SMTC Corporation
- Type: Private (since 2021) Public (2000-21)
- Traded as: Nasdaq: SMTX (2000-21)
- Industry: Electronics
- Founded: Toronto, Ontario, Canada (1985)
- Headquarters: Markham, Ontario
- Key people: Ed Smith (President and (CEO)
- Products: Electronics manufacturing services
- Revenue: US$ 296.3 Million USD (2012)
- Net income: US$ 7.542.7 Million USD (2012)
- Number of employees: 2300 (2012)
- Website: www.smtc.com

= SMTC Corporation =

SMTC Corporation (Surface Mount Technology Centre), founded in 1985, is a mid-size end-to-end electronics manufacturing services (EMS) company.

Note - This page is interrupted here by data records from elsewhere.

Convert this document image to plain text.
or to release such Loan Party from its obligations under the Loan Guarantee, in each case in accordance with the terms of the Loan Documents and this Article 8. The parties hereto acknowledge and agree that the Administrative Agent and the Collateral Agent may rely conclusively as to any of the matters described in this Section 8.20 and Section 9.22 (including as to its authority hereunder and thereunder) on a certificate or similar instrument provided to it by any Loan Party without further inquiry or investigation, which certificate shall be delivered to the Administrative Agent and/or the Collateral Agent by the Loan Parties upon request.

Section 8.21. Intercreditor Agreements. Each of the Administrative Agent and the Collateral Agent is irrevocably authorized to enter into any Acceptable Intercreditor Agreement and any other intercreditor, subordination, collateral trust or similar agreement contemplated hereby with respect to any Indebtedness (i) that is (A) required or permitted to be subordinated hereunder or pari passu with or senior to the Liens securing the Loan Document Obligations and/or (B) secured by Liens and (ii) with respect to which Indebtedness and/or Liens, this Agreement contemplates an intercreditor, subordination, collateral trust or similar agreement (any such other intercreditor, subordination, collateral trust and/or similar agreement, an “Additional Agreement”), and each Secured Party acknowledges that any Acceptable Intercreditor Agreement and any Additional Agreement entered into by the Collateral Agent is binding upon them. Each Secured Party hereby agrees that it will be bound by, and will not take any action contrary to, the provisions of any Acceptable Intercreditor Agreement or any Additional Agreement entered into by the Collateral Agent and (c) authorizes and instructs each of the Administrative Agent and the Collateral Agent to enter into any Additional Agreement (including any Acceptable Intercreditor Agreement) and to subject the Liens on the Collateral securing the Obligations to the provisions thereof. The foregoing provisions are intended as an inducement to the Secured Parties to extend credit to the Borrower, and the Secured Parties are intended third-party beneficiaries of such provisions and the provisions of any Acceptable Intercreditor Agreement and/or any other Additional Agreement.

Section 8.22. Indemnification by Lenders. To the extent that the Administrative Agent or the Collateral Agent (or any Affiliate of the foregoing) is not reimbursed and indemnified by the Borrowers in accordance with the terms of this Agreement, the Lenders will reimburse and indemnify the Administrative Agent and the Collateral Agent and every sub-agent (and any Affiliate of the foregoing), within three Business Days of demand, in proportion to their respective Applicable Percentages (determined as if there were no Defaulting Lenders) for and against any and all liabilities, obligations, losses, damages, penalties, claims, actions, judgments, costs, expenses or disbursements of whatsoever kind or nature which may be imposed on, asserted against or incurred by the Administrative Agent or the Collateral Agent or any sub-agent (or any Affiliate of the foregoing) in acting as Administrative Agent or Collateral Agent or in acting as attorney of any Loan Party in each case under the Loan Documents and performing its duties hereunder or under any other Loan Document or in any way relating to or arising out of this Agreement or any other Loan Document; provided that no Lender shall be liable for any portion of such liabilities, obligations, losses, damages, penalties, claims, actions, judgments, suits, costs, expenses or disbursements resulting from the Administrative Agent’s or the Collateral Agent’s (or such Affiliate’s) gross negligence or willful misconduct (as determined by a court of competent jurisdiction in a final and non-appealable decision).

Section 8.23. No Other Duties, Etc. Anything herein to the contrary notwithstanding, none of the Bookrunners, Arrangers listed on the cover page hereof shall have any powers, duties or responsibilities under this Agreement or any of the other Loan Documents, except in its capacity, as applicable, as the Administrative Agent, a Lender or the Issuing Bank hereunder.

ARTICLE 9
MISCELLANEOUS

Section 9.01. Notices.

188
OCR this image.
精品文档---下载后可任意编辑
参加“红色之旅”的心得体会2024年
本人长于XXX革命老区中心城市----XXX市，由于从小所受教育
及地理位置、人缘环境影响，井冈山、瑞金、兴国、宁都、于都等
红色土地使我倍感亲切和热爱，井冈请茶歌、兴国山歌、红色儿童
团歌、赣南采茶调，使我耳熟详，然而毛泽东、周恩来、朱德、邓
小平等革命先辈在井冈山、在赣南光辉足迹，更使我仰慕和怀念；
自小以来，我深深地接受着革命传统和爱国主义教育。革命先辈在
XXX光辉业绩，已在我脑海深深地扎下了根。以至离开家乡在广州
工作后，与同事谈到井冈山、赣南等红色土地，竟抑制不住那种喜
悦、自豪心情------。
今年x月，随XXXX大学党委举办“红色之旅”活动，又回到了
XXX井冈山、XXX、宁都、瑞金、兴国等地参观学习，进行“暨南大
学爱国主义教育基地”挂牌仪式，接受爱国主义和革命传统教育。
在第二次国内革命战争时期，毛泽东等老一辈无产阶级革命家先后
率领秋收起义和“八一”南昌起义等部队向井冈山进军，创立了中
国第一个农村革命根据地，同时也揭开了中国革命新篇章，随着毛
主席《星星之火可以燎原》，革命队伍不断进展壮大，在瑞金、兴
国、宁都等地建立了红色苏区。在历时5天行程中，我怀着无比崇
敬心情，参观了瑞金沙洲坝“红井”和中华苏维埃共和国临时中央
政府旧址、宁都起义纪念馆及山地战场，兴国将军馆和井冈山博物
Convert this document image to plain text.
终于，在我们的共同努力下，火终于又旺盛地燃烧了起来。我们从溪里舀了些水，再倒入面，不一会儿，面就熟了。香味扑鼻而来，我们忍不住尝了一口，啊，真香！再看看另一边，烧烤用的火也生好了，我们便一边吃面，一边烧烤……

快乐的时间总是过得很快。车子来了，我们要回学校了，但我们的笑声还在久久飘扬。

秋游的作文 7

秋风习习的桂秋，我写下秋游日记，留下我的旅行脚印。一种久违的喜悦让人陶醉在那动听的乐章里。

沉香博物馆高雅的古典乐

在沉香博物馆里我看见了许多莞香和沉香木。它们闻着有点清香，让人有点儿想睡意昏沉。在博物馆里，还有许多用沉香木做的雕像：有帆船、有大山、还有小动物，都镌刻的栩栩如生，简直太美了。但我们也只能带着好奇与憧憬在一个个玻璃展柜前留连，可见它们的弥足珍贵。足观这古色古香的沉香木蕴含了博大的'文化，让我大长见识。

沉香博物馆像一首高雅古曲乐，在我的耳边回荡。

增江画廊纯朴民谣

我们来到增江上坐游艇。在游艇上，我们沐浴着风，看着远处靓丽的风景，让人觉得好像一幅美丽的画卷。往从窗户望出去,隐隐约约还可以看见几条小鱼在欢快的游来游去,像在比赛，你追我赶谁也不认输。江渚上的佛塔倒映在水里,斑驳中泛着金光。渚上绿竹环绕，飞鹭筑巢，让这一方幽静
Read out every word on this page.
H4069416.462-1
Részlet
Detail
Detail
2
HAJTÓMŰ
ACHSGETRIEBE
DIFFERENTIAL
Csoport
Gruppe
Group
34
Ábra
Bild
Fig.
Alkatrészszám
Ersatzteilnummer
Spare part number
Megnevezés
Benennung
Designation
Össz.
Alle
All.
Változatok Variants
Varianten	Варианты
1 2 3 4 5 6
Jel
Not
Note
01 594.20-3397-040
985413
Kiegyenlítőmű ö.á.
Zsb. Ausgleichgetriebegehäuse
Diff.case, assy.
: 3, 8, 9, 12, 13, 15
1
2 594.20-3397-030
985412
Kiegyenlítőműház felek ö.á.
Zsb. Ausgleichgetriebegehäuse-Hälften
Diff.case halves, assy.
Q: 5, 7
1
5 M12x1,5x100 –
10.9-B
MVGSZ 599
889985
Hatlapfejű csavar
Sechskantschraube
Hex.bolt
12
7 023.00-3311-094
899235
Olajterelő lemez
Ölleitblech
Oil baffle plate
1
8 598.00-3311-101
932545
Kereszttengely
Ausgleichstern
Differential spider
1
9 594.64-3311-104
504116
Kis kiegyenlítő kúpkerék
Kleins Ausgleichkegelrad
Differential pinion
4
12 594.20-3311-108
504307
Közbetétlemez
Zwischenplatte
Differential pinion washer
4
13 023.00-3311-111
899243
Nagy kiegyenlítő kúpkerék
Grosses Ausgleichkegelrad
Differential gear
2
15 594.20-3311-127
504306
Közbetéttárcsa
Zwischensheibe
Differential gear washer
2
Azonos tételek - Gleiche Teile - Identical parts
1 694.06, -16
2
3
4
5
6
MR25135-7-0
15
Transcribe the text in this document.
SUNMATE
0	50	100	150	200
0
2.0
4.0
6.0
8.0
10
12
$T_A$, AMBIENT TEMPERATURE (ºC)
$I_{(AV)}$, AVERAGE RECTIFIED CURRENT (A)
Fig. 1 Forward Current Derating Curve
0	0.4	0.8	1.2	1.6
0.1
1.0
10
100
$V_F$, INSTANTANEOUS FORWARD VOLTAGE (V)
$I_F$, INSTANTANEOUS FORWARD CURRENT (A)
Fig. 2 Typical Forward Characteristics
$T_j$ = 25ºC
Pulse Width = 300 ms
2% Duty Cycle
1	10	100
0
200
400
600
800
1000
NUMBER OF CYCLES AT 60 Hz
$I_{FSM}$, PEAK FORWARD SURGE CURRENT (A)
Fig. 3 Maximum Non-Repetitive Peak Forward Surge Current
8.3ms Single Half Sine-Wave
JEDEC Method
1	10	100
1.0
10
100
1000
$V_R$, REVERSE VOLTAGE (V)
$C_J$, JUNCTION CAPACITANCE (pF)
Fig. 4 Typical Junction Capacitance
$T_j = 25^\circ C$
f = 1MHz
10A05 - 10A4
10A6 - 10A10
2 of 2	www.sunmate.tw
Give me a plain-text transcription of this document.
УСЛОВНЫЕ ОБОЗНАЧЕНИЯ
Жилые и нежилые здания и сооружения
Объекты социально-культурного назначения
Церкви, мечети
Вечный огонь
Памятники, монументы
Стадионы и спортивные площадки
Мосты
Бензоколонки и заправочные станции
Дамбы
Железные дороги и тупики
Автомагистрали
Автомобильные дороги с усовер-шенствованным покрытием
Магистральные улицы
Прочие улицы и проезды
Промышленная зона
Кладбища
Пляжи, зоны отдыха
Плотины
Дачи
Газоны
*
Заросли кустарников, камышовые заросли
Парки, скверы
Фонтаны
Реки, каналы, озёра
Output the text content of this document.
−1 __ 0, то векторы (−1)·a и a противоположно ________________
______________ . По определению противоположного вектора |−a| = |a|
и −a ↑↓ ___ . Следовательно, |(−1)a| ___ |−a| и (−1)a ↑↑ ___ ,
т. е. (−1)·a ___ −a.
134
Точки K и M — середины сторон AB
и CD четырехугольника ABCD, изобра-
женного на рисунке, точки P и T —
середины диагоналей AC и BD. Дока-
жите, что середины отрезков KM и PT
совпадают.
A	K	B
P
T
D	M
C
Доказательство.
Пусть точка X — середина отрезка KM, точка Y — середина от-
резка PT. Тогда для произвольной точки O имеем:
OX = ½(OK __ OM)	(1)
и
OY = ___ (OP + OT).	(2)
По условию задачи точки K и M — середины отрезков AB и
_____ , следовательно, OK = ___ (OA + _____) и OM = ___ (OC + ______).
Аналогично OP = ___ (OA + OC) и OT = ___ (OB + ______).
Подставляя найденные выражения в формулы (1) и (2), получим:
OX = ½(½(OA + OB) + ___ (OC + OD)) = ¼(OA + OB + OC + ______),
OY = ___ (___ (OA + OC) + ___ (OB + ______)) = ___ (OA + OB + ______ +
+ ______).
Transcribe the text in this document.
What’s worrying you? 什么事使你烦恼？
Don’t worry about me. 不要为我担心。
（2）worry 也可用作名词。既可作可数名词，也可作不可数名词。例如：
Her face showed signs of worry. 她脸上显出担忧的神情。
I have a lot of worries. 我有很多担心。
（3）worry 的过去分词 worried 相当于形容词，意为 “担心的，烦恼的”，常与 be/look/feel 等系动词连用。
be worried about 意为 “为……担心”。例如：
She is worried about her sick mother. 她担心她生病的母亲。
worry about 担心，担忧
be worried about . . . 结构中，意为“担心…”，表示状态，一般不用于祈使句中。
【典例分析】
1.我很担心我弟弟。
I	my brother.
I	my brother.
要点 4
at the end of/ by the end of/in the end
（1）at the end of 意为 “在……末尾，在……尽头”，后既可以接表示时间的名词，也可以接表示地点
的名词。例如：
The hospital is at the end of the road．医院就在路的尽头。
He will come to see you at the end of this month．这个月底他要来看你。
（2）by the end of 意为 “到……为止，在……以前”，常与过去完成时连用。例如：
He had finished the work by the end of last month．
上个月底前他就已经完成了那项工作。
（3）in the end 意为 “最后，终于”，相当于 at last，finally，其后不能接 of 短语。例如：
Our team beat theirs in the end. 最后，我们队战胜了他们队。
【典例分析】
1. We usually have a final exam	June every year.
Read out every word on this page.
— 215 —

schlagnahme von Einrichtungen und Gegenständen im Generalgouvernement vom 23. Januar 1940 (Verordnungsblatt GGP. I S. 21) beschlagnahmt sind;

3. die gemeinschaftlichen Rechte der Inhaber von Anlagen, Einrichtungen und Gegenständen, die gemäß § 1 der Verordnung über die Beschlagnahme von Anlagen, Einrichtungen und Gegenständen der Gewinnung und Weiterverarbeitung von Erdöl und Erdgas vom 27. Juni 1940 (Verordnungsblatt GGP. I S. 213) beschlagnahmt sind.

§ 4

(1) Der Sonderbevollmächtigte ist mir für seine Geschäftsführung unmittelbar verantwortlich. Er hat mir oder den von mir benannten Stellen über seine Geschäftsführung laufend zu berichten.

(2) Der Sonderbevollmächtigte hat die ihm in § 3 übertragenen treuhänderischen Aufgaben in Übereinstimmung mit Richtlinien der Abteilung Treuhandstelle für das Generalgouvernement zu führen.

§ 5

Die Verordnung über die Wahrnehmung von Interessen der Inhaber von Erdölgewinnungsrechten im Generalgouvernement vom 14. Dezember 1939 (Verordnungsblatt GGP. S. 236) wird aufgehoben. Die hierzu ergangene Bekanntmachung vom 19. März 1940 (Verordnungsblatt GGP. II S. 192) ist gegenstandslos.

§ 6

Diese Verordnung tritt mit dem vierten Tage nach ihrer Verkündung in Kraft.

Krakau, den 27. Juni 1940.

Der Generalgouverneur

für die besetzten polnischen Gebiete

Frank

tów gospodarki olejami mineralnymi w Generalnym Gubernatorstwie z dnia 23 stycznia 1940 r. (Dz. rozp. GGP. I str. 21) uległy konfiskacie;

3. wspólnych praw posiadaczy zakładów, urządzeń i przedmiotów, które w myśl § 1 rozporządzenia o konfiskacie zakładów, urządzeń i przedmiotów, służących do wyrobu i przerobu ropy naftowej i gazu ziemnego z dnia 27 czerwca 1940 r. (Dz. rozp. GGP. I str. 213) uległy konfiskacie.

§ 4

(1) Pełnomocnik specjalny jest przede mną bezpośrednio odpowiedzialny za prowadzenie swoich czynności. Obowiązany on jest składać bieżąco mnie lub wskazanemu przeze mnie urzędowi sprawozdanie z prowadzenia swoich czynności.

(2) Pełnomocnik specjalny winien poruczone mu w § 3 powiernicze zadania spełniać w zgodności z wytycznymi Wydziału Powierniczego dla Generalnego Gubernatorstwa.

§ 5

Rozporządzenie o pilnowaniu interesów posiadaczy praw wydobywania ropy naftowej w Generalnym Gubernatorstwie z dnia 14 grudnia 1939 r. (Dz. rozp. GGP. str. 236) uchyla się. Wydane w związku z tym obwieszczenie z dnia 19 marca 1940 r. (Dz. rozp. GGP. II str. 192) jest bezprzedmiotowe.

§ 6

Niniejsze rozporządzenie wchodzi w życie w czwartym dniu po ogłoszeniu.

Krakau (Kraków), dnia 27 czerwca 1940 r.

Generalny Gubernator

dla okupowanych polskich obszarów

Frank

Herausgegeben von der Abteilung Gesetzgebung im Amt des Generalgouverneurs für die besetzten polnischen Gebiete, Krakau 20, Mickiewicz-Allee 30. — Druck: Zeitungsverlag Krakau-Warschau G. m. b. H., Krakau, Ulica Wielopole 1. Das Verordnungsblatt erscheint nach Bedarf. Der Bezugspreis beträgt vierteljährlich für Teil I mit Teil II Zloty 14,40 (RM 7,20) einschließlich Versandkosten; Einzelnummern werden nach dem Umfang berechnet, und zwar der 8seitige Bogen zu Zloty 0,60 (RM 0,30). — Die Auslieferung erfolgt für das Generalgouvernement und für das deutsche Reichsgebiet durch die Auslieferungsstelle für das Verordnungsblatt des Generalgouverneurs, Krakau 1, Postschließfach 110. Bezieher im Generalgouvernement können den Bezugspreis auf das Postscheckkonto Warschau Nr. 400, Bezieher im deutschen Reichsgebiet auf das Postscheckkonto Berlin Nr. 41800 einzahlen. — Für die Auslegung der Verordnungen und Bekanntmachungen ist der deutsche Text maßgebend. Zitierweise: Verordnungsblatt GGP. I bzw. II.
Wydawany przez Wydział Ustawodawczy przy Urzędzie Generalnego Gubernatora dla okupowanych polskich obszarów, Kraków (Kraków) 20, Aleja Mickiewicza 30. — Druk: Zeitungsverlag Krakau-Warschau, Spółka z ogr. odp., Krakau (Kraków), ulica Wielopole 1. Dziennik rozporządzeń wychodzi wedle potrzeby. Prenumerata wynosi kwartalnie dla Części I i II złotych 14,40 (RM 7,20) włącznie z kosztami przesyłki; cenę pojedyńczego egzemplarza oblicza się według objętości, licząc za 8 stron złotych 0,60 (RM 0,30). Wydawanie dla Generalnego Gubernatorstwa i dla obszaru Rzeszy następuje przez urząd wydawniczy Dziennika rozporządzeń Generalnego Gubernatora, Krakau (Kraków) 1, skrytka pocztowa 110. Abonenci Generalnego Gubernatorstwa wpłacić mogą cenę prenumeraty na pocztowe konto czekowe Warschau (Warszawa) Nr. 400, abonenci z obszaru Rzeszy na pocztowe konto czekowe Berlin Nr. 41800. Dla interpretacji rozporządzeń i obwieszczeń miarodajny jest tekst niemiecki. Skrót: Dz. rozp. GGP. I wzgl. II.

SMTC facilities operate in the United States, Canada, Mexico, and China.

==History==

- 1985 - Surface Mount founded in Toronto, Ontario
- 1990 - HTM established in Denver, Colorado
- July 1999 - merger of Surface Mount and HTM
- 1999 - purchased Zenith Electronics' facility in Chihuahua, Mexico, SMTC's only site with unionized employees
- September 1999 - acquired W. F. Wood of Boston, Massachusetts
- July 2000 - acquired EMS company, Pensar Electronic Solutions of Appleton, Wisconsin
- July 21, 2000 - IPO
- November 2000 - acquired Qualtron Teoranta of Donegal, Ireland, and subsidiary in Haverhill, Massachusetts
- March 2002 - Closed down its Cork City, Ireland manufacturing plant with the loss of 200 jobs due to its main customer going into administration.
- August 2003 - Sold EMS company, Pensar Electronics Solutions of Appleton, Wisconsin back to the original owners. The original owners decided to buy the company back after hearing plans that SMTC was planning on shutting the plant down.
- February 2010 - SMTC regained compliance with Nasdaq requirements, after Nasdaq notified the company for failing to maintain a minimum bid price of $1.00 on September 15, 2009.
- November 8, 2018 - acquires contract manufacturer MC Assembly
- April 2021 - H.I.G. Capital acquired SMTC for US $172 million and its stock was delisted from Nasdaq.